実際に、2023年9月に大型ハリケーンLeeがノバスコシア州に上陸した際、GraphCastは9日前からその上陸を正確に予測していたのです。(ちなみに従来モデルは6日前まで予測できなかったのだとか)
GraphCastは現状、降水量の予測など一部の項目では従来モデルよりも精度が劣っており、実用化まではあと2~5年かかると言われています。
しかし、GraphCastが将来的に実用化されて異常気象をいち早く予測できれば、きっと今よりも多くの人命が救われるに違いありません。

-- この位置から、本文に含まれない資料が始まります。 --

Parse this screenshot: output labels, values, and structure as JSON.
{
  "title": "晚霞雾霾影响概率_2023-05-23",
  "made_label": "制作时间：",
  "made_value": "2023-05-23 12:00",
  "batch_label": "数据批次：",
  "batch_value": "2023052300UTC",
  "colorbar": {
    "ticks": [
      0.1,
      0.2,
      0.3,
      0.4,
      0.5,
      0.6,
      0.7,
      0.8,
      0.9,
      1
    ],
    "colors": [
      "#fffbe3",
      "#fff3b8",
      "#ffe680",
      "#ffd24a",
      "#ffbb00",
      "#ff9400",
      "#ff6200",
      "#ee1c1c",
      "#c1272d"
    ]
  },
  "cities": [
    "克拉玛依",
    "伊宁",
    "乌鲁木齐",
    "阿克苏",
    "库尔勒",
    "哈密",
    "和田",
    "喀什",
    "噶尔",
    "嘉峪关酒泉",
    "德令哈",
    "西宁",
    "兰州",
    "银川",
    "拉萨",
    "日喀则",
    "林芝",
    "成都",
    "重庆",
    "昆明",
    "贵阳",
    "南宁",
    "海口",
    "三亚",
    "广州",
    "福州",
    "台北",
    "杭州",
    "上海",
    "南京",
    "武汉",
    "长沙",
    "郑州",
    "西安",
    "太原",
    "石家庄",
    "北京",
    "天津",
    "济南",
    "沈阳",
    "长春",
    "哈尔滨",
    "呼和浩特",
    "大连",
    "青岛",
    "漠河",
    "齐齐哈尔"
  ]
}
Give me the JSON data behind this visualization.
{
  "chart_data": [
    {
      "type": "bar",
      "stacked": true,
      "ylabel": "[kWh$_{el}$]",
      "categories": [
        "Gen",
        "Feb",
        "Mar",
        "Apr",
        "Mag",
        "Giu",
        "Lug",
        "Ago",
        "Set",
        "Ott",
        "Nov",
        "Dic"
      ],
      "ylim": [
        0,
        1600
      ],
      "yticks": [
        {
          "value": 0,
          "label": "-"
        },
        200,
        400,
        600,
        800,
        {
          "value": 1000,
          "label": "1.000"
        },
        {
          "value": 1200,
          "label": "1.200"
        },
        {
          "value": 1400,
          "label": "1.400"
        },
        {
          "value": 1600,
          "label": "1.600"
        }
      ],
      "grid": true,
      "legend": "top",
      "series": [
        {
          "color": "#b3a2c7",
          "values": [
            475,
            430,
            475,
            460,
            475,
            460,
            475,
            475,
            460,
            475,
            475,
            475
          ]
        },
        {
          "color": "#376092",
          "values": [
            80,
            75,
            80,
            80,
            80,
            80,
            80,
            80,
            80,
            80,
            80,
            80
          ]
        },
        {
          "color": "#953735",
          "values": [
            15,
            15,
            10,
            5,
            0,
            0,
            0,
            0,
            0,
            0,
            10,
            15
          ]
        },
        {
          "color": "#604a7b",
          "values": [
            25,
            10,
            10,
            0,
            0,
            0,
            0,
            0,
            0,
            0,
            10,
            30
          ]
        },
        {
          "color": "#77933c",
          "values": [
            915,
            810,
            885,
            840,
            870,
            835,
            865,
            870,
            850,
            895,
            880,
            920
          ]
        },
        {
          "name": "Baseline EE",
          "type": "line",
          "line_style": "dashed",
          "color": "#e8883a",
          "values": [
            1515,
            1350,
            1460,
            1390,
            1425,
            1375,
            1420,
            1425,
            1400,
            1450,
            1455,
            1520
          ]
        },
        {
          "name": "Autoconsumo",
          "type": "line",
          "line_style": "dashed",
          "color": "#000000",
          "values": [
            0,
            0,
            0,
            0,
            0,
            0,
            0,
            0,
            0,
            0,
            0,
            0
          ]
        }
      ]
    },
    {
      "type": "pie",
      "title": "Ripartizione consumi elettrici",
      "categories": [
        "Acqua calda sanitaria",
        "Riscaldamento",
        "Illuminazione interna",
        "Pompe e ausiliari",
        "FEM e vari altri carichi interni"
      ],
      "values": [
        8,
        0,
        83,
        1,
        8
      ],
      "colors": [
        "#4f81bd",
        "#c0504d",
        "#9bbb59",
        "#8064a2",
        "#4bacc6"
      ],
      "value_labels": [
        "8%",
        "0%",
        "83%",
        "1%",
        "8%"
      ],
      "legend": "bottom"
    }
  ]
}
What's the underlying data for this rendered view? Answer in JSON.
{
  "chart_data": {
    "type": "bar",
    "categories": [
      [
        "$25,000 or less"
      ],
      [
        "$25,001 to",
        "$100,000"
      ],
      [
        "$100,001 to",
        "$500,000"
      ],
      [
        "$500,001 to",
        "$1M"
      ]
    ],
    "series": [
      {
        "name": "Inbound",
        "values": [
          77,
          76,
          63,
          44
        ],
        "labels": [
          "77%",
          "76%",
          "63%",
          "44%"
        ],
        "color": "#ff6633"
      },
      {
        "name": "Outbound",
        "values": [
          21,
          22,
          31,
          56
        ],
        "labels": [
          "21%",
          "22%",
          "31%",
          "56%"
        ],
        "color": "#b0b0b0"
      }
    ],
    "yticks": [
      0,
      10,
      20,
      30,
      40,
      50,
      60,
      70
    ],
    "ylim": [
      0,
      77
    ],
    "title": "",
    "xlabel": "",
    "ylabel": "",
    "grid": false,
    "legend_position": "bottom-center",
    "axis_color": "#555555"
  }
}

まだまだ課題は多いかと思いますが、できるだけ早く研究・開発が進むといいですね。
まとめ
今回紹介したGraphCastについて、まとめると以下のとおりです。
従来モデル | GraphCast | |
---|---|---|
エネルギー・コスト | スーパーコンピューターで大規模なシミュレーションを実施するため、膨大なエネルギー・コストが必要。 | 通常のデスクトップコンピューターで実行でき、エネルギー・コストを大幅に削減できる。 |
予測スピード | 10日先までの予測に数時間かかる。 | 10日先までの予測が1分以内に完了する。 |
予測精度 | GraphCastよりも予測精度が劣っている。※ただし降水量の予測など、一部項目ではGraphCastよりも優れている。 | 一部項目を除き、従来モデルよりも予測精度が優れている。 |
個人的に驚きなのは、GraphCastを使えば10日先の天気が1分足らずで予測できるという点。しかも予測スピードが速いだけGraphCast恐るべし…
近い将来、GraphCastが実用化されると気象予測の世界はどうなるのか、今から楽しみですね!